The Canadian province of Ontario will hold municipal elections on Monday and several Portuguese descendants are expected to be elected.
Local elections have been very troublesome after the decision by Ontario’s new prime minister Doug Ford, already in the midst of an election campaign, to reduce Toronto’s constituencies from 47 to 25.
Ana Bailão, a councillor since 2009 and vice president since 2017 in Davenport (Ward 9), will seek re-election, focusing on areas such as affordable housing and traffic.
In Toronto, two other Portuguese descendants, Joey Carapinha, York South – Weston (Ward 5), returns to compete and Michael Barcelos, Spadina – Fort York, competes for the first time.
John Tory, current mayor of Toronto, seeks re-election and among several candidates, includes his former chief of municipal planning, Jennifer Keesmaat.
In one of the latest polls, conducted by Forum Research, released Oct. 9, Tory led the vote with 56 per cent, followed by Keesmaat with 29 per cent.
Traffic congestion seems to be one of the main concerns of voters, and a recent analysis by a British organization reveals that Toronto is one of the worst cities in North America to travel on a daily basis.
The Toronto Chamber of Commerce estimates that congestion has an impact of about six billion Canadian dollars (four billion euros).
The problem appears to be greater when the Ontario government expects the Toronto Area GTA to increase by 116,000 a year by 2041, raising the population to almost 9.7 million.
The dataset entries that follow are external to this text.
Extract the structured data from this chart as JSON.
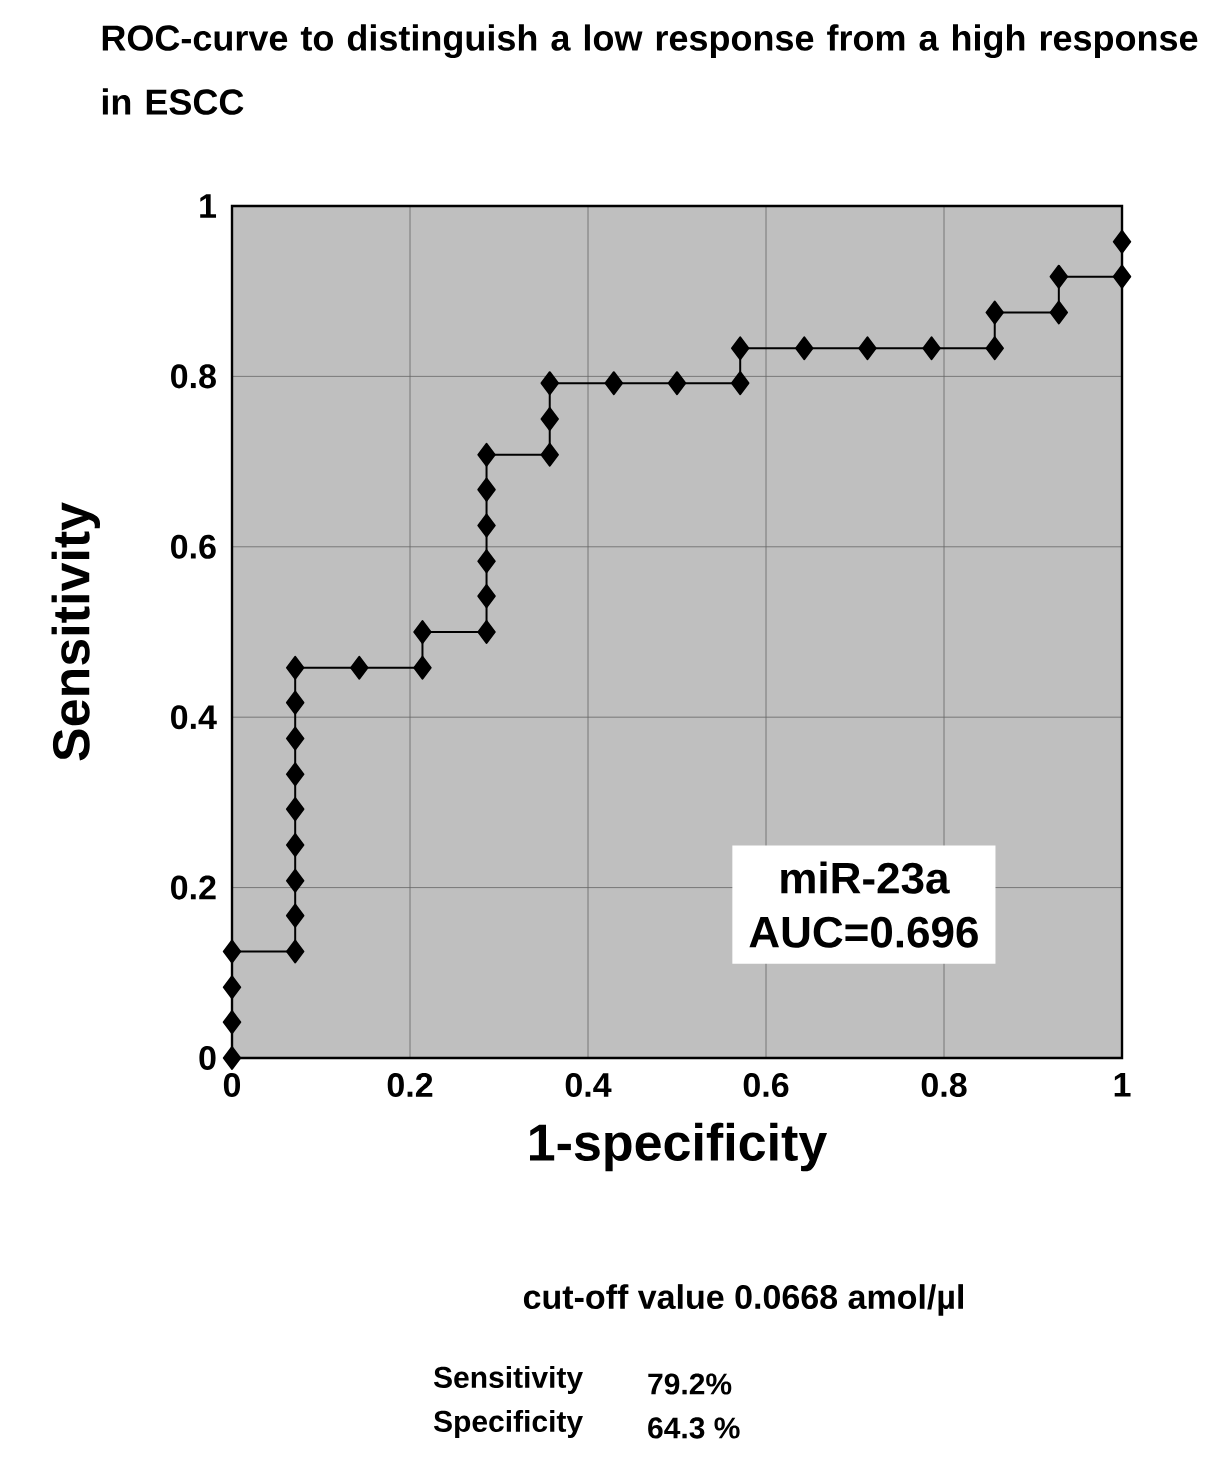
{
  "chart_data": {
    "type": "line",
    "title": "ROC-curve to distinguish a low response from a high response in ESCC",
    "xlabel": "1-specificity",
    "ylabel": "Sensitivity",
    "x": [
      0,
      0,
      0,
      0,
      0.071,
      0.071,
      0.071,
      0.071,
      0.071,
      0.071,
      0.071,
      0.071,
      0.071,
      0.143,
      0.214,
      0.214,
      0.286,
      0.286,
      0.286,
      0.286,
      0.286,
      0.286,
      0.357,
      0.357,
      0.357,
      0.429,
      0.5,
      0.571,
      0.571,
      0.643,
      0.714,
      0.786,
      0.857,
      0.857,
      0.929,
      0.929,
      1,
      1
    ],
    "series": [
      {
        "color": "#000000",
        "values": [
          0,
          0.042,
          0.083,
          0.125,
          0.125,
          0.167,
          0.208,
          0.25,
          0.292,
          0.333,
          0.375,
          0.417,
          0.458,
          0.458,
          0.458,
          0.5,
          0.5,
          0.542,
          0.583,
          0.625,
          0.667,
          0.708,
          0.708,
          0.75,
          0.792,
          0.792,
          0.792,
          0.792,
          0.833,
          0.833,
          0.833,
          0.833,
          0.833,
          0.875,
          0.875,
          0.917,
          0.917,
          0.958
        ]
      }
    ],
    "xlim": [
      0,
      1
    ],
    "ylim": [
      0,
      1
    ],
    "xticks": [
      0,
      0.2,
      0.4,
      0.6,
      0.8,
      1
    ],
    "yticks": [
      0,
      0.2,
      0.4,
      0.6,
      0.8,
      1
    ],
    "grid": true,
    "marker": "diamond",
    "line_style": "solid",
    "annotations": [
      "miR-23a",
      "AUC=0.696",
      "cut-off value 0.0668 amol/µl",
      "Sensitivity",
      "79.2%",
      "Specificity",
      "64.3 %"
    ]
  }
}
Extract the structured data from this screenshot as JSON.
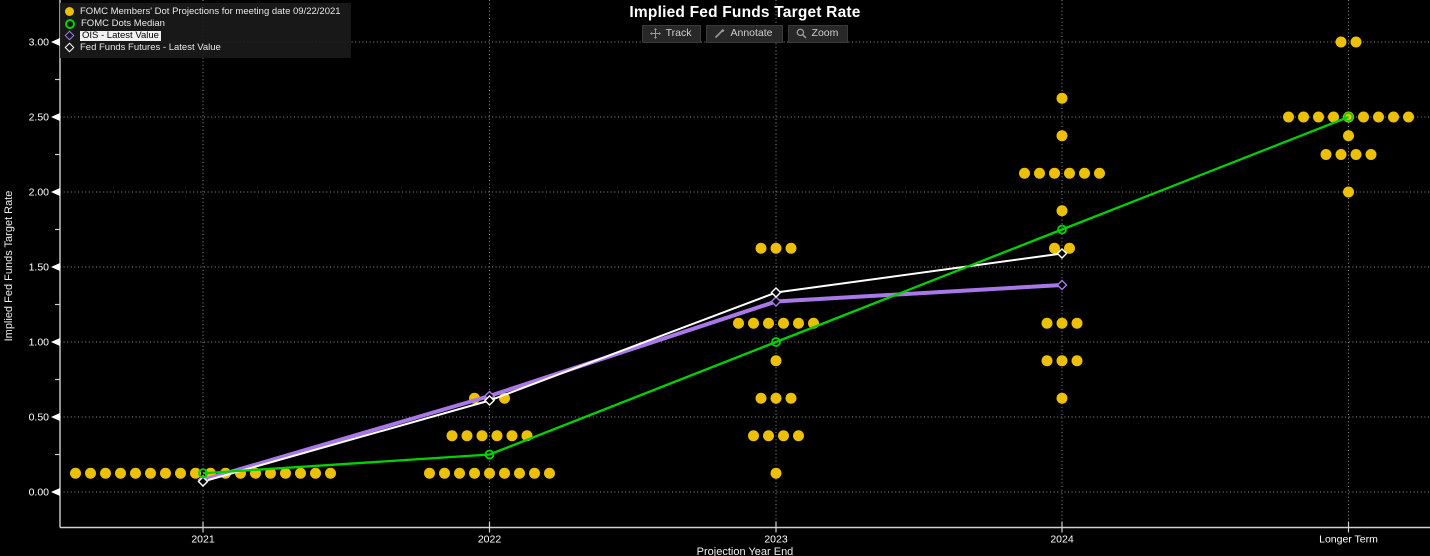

Currently, the city of Toronto has 2.7 million inhabitants (data for 2016) and 5.9 million in GTA.
In Brampton, where there are a city council and a regional cast, there are three Portuguese descendants who look for a place in the cast of the autarchy.
Elected in 2014, Martin Medeiros will try to re-elect him by the regional electoral circle 3 and 4. The Luso-Canadian in the last years has worked in the transparency and fiscal responsibility of the city council.
In electoral district 1 and 5, Paul Vicente (regional) returns to run in the elections, while Joe Pimentel competes for the same constituency, but for the municipality.
The city of Brampton, with about 600,000 inhabitants, is one of the youngest and most diverse cities in Canada and faces major challenges such as the construction of a surface metro (LRT) and will receive a pole from Ryerson University, which should start operating in September 2022.
In the run for mayor, Linda Jeffrey is led by former Ontario Conservative leader Patrick Brown.
In a poll released this Saturday by Mainstreet Research Brown has a slight advantage of 43.9% compared to 39.9% Jeffrey.
Farther south in Cambridge, city councilman Frank Monteiro is seeking re-election, and in the small town of Kingsville, Nelson Mayor also tries to hold office.
In local councils Monday, residents of Ontario, in addition to choosing mayors and city councillors for the next four years, will also elect school counsellors in various constituencies.